Sync with retries (httpx)
import time
from pathlib import Path
import httpx
from pyhaul import PartialHaulError, HaulState, haul
url = "https://example.com/big.iso"
dest = Path("big.iso")
state = HaulState() # optional — tracks byte-level progress
with httpx.Client() as client:
for attempt in range(1, 11):
try:
result = haul(url, client, dest=dest, state=state)
print(f"done: {state.valid_length:,} bytes, sha256={result.sha256[:16]}…")
break
except PartialHaulError as exc:
print(f"attempt {attempt}: {exc.reason} ({state.valid_length:,} bytes so far)")
time.sleep(min(2**attempt, 30))Async concurrent downloads (httpx + tenacity)
import asyncio
from pathlib import Path
import httpx
from tenacity import retry, retry_if_exception_type, stop_after_attempt, wait_exponential_jitter
from pyhaul import PartialHaulError, haul_async
URLS = [
("https://example.com/data/shard-001.bin", Path("downloads/shard-001.bin")),
("https://example.com/data/shard-002.bin", Path("downloads/shard-002.bin")),
("https://example.com/data/shard-003.bin", Path("downloads/shard-003.bin")),
]
@retry(
retry=retry_if_exception_type(PartialHaulError),
wait=wait_exponential_jitter(initial=2, max=30),
stop=stop_after_attempt(10),
)
async def download_one(client: httpx.AsyncClient, url: str, dest: Path) -> None:
await haul_async(url, client, dest=dest)
async def main() -> None:
Path("downloads").mkdir(exist_ok=True)
async with httpx.AsyncClient() as client, asyncio.TaskGroup() as tg:
for url, dest in URLS:
tg.create_task(download_one(client, url, dest))
asyncio.run(main())Each haul_async call manages its own checkpoint independently.
A crash partway through leaves each file in a separately resumable
state.
You probably already know that resuming an HTTP download isn't just
Range: bytes=N-. The full list of silent failure modes is longer
than most people expect — servers that return 200 instead of 206,
resources that change between retries (curl -C - and aria2c both
miss this), compression that corrupts resumed streams, and ordering
guarantees needed for crash safety.
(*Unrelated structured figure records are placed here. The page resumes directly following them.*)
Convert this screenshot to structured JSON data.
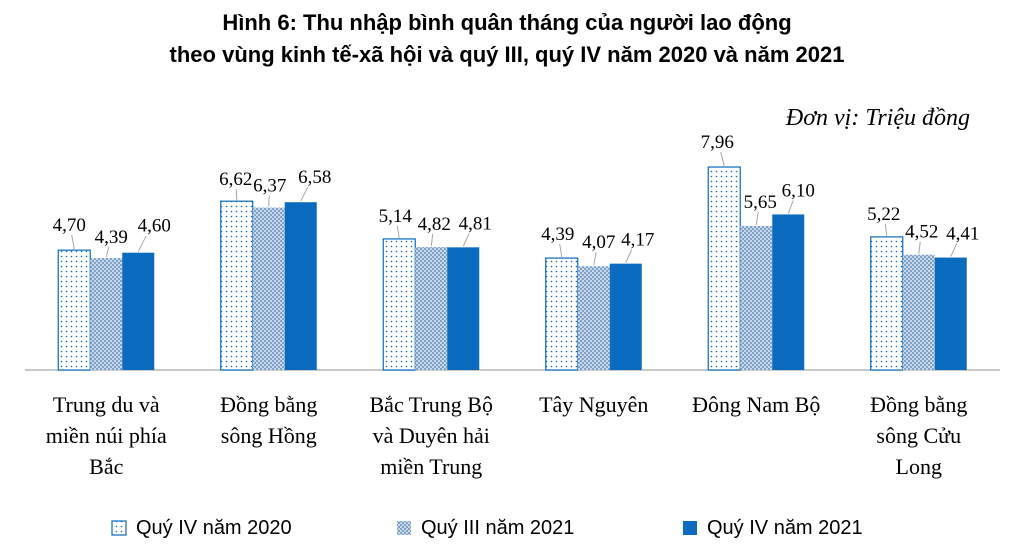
{
  "chart_data": {
    "type": "bar",
    "title_lines": [
      "Hình 6: Thu nhập bình quân tháng của người lao động",
      "theo vùng kinh tế-xã hội và quý III, quý IV năm 2020 và năm 2021"
    ],
    "unit": "Đơn vị: Triệu đồng",
    "categories": [
      [
        "Trung du và",
        "miền núi phía",
        "Bắc"
      ],
      [
        "Đồng bằng",
        "sông Hồng"
      ],
      [
        "Bắc Trung Bộ",
        "và Duyên hải",
        "miền Trung"
      ],
      [
        "Tây Nguyên"
      ],
      [
        "Đông Nam Bộ"
      ],
      [
        "Đồng bằng",
        "sông Cửu",
        "Long"
      ]
    ],
    "series": [
      {
        "name": "Quý IV năm 2020",
        "style": "dotted",
        "values": [
          4.7,
          6.62,
          5.14,
          4.39,
          7.96,
          5.22
        ],
        "labels": [
          "4,70",
          "6,62",
          "5,14",
          "4,39",
          "7,96",
          "5,22"
        ]
      },
      {
        "name": "Quý III năm 2021",
        "style": "hatched",
        "values": [
          4.39,
          6.37,
          4.82,
          4.07,
          5.65,
          4.52
        ],
        "labels": [
          "4,39",
          "6,37",
          "4,82",
          "4,07",
          "5,65",
          "4,52"
        ]
      },
      {
        "name": "Quý IV năm 2021",
        "style": "solid",
        "values": [
          4.6,
          6.58,
          4.81,
          4.17,
          6.1,
          4.41
        ],
        "labels": [
          "4,60",
          "6,58",
          "4,81",
          "4,17",
          "6,10",
          "4,41"
        ]
      }
    ],
    "ylim": [
      0,
      8
    ],
    "colors": {
      "primary": "#0B6BBF",
      "hatch": "#9FB7D3",
      "axis": "#B7B7B7"
    }
  }
}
See docs/WHY.md for the
deep-dive and a comparison with curl, wget, and aria2c.
Extras match the badges above. In full:
pip install pyhaul[httpx] # httpx (sync + async)
pip install pyhaul[niquests] # niquests (HTTP/2+3, async)
pip install pyhaul[requests] # if you already use requests
pip install pyhaul[urllib3] # raw urllib3
pip install pyhaul[aiohttp] # aiohttp (async)No hard dependency on any HTTP library. Pick one (or several) as extras.
See CONTRIBUTING.md for branches, commit style, and full tooling.
git clone https://github.com/chad-loder/pyhaul.git && cd pyhaul
uv sync --all-groups
uv run pytest
just lint # ruff + mypy + pyright + rumdlMIT. See the LICENSE file for details.